“You’ll have to read the story,” said Mackenzie. “It’s sundown; don’t you think you’d better be going back to camp, Joan?”

But Joan was in no haste to leave. She walked with him as he worked the sheep to their bedding-ground, her bridle-rein over her arm. She could get back to camp before dark, she said; Charley would not be worried.

Joan could not have said as much for herself. Her eyes were pools of trouble, her face was anxious and strained. She went silently beside Mackenzie while the dogs worked the sheep along with more than human patience, almost human intelligence. Frequently she looked into his face with a plea dumbly eloquent, but did not again put her fear for him into words.
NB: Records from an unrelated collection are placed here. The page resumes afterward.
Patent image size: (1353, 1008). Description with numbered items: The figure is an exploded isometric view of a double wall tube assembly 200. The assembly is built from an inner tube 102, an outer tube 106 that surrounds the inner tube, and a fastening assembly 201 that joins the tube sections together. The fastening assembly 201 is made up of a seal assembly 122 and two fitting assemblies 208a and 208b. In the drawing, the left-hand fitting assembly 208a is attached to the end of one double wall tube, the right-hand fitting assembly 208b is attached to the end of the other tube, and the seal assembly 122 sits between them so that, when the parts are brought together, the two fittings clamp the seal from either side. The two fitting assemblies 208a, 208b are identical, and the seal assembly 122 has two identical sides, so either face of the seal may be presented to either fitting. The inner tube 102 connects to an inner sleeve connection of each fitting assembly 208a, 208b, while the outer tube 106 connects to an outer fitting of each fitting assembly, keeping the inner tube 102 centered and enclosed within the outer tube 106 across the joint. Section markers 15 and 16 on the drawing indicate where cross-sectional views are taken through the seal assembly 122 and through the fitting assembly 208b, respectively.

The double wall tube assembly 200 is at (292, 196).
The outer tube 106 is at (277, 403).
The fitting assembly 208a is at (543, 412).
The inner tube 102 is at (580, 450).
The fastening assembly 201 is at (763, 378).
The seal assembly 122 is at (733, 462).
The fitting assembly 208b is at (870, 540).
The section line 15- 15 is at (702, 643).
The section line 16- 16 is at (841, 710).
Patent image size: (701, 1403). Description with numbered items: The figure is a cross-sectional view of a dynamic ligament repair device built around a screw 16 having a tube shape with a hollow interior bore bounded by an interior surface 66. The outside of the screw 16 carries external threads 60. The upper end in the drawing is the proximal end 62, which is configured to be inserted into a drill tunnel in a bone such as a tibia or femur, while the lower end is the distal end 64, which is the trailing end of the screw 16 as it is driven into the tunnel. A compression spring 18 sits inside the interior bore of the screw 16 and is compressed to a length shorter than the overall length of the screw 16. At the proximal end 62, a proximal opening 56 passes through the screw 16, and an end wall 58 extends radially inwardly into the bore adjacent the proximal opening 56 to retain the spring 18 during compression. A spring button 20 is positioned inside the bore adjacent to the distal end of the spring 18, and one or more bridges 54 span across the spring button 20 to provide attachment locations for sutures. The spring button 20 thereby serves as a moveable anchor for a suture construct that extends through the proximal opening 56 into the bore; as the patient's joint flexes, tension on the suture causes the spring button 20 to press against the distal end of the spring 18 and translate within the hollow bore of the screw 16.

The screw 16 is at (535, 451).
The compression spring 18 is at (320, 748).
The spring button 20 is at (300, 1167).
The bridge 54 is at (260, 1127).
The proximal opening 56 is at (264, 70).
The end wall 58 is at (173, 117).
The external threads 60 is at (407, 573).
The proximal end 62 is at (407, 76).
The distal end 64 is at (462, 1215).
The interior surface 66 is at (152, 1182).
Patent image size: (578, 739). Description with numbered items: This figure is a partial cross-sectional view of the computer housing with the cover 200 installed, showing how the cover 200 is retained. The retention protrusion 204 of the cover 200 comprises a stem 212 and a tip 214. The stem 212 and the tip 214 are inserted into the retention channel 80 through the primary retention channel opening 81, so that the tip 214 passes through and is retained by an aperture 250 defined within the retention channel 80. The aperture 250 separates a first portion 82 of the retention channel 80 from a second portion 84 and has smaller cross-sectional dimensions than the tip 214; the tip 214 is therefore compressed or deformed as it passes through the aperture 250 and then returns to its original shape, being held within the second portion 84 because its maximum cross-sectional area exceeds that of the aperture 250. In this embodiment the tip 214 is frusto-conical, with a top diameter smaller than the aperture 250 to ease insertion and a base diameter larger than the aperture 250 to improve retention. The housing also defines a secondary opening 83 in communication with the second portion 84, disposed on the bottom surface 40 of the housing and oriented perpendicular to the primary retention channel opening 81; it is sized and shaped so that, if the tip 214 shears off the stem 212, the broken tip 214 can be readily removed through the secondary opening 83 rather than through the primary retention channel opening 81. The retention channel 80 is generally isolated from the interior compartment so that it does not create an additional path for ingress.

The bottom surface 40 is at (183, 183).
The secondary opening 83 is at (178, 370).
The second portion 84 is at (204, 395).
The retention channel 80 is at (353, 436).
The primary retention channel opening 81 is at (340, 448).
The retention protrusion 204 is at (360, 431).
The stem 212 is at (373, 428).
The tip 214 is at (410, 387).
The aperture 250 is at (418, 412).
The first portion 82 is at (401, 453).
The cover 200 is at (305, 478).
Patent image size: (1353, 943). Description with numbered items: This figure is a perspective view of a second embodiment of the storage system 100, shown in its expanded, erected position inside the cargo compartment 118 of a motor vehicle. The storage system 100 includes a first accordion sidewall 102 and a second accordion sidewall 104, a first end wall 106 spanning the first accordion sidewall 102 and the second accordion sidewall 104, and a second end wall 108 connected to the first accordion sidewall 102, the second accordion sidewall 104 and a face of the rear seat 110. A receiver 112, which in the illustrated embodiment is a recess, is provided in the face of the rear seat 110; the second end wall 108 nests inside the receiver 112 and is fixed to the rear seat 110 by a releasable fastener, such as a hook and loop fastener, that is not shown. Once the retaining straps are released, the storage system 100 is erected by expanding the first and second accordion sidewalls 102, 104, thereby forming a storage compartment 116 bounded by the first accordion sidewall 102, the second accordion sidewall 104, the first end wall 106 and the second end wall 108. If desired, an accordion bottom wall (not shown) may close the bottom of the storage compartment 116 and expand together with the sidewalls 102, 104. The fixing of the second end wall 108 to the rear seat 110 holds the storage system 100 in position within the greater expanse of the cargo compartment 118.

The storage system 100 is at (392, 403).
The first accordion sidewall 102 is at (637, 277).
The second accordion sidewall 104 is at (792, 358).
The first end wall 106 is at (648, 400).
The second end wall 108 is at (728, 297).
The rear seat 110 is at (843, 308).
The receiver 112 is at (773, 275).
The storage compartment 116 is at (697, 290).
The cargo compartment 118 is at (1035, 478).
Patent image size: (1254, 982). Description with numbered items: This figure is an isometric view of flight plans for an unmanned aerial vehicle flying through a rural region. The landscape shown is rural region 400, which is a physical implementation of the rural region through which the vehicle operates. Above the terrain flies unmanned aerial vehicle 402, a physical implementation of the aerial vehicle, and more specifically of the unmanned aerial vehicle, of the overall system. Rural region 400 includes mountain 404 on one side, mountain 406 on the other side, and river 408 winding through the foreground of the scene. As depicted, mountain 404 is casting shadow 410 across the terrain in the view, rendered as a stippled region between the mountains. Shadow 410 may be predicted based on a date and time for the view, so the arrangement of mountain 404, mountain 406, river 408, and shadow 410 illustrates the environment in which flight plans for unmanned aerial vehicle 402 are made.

Only when she stood beside her horse near the sheep-wagon, ready to mount and leave him to his solitary supper, she spoke of Hector Hall’s revolvers, which Mackenzie had unstrapped and put aside.

“What are you going to do with them, John?”

She had fallen into the use of that familiar address only that day, moved by the tenderness of the old tale he had told her, perhaps; drawn nearer to him by the discovery of a gentle sentiment in him which she had not known before. He heard it with a warm uplifting of the heart, all without reason, he knew, for it was the range way to be familiar on a shorter acquaintance than theirs.

“I’m going to give them back to him,” he said. “I’ve been carrying them around ever since he left them in the hope he’d get ashamed of himself and come for them.”

Joan started at the sound of galloping hoofs, which 103 rose suddenly out of complete silence as the riders mounted the crest behind them.

“I guess he’s coming for them now,” she said.

There were two riders coming down the slope toward them at a pace altogether reckless. Mackenzie saw at a glance that neither of them was Hector Hall, but one a woman, her loose garments flapping as she rode.

“It’s Swan Carlson and his wife!” he said, unable to cover his amazement at the sight.